Scénario 4 : La Sublime Porte s’ouvre à nouveau

Derrière ce titre faisant référence à l’Empire Ottoman se cache le texte qui fait que je n’ai pas terminé le livre. En fait j’ai même failli m’arrêter à la première page qui nous présente un conflit entre deux blocs qui sont la Ligue Hellénique et la Grande Troade dans les années 2040. Une carte nous permet de comprendre que la Ligue Hellénique regroupe la France, l’Italie, une partie de l’Espagne et « Carthage ». La Grande Troade regroupe quant à elle la Turquie et l’Iran. Je ne vais pas vous faire un exposé d’histoire et de géopolitique, mais clairement, même à l’horizon 2040 on est à -9000 sur l’échelle de plausibilité. Ensuite on nous explique ce que sont les armes « hypervéloces » : missiles hypersoniques et railguns (rien de novateur). Puis, on nous expose l’avènement des moyens de contrer cette menace : l’hyperforterresse.
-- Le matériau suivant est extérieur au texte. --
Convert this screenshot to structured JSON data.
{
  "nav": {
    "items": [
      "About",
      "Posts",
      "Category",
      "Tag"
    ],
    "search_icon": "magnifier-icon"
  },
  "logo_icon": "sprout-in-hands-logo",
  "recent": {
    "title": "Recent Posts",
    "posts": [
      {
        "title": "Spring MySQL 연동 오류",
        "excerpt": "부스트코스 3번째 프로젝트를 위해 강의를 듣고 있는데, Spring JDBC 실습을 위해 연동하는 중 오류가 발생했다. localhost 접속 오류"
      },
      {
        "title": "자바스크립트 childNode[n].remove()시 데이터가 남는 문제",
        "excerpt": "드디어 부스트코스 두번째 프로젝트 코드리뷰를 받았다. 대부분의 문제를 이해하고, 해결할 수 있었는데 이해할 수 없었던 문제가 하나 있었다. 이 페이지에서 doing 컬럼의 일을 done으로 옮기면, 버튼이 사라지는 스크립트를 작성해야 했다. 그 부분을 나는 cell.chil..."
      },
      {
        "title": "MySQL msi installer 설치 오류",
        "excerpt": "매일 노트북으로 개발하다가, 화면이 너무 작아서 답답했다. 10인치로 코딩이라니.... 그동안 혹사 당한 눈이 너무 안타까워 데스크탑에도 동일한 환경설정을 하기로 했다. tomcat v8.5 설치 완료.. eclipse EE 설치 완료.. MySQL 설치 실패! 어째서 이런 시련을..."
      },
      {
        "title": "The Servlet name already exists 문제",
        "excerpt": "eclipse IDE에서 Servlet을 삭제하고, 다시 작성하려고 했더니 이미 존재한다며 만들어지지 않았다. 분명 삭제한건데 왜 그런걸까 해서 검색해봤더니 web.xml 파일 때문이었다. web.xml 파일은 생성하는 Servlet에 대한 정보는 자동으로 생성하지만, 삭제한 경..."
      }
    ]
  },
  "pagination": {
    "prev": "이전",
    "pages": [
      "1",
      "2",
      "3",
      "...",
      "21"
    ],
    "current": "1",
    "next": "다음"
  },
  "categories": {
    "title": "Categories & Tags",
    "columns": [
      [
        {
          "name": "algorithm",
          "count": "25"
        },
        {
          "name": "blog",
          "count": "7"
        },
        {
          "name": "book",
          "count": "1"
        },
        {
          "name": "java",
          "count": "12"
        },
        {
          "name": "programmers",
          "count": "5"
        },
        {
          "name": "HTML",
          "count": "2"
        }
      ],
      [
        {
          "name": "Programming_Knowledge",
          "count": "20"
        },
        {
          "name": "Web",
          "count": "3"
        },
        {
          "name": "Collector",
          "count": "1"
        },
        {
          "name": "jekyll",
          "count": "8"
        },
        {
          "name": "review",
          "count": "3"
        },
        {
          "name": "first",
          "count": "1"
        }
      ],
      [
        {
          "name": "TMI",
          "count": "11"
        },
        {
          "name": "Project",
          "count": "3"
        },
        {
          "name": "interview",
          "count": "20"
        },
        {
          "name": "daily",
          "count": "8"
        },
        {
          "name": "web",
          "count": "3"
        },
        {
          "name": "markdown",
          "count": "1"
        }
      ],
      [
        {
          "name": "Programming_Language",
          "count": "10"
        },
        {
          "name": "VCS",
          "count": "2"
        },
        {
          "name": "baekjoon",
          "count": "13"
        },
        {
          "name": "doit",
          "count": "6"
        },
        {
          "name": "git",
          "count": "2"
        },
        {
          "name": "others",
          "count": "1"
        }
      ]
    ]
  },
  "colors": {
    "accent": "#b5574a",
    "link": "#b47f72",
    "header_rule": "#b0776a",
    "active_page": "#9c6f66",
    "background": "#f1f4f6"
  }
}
En gros, une infrastructure, généralement statique, car lourde et énergivore, ou des intercepteurs sont couplés à des IA et supercalculateur (pour pouvoir réagir à la détection d’un projectile à Mach 20). Ces infrastructures sont grandement automatisées, avec une lourde maintenance, une chaine d’approvisionnement qui ne doit jamais s’interrompre, une cyberprotection quantique… Bref, un exposé long et flou qui fait que le livre m’est tombé des mains.

Donc, pour la première fois depuis des temps immémoriaux, je n’ai pas terminé un livre. Si vous vous attendiez à des nouvelles de SF/anticipation, vous allez être déçus. Si, comme moi, vous êtes passionnés de technologie, défense, géopolitique et science-fiction vous allez vous ennuyer et n’apprendrez pas grand-chose voir rien du tout. Si vous êtes novices sur ces sujets, cet ouvrage n’est clairement pas une bonne porte d’entrée. J’ai trouvé extrêmement décevant qu’un livre traitant de ces sujets utilise des pays fictifs et fantaisistes. Les prospects technologiques sont assez peu détaillées ce qui frustre horriblement l’amoureux de worldbuidling que je suis. D’un point de vue écriture, le style est sec au possible même pour des fictions traitées dans le genre épistolaire.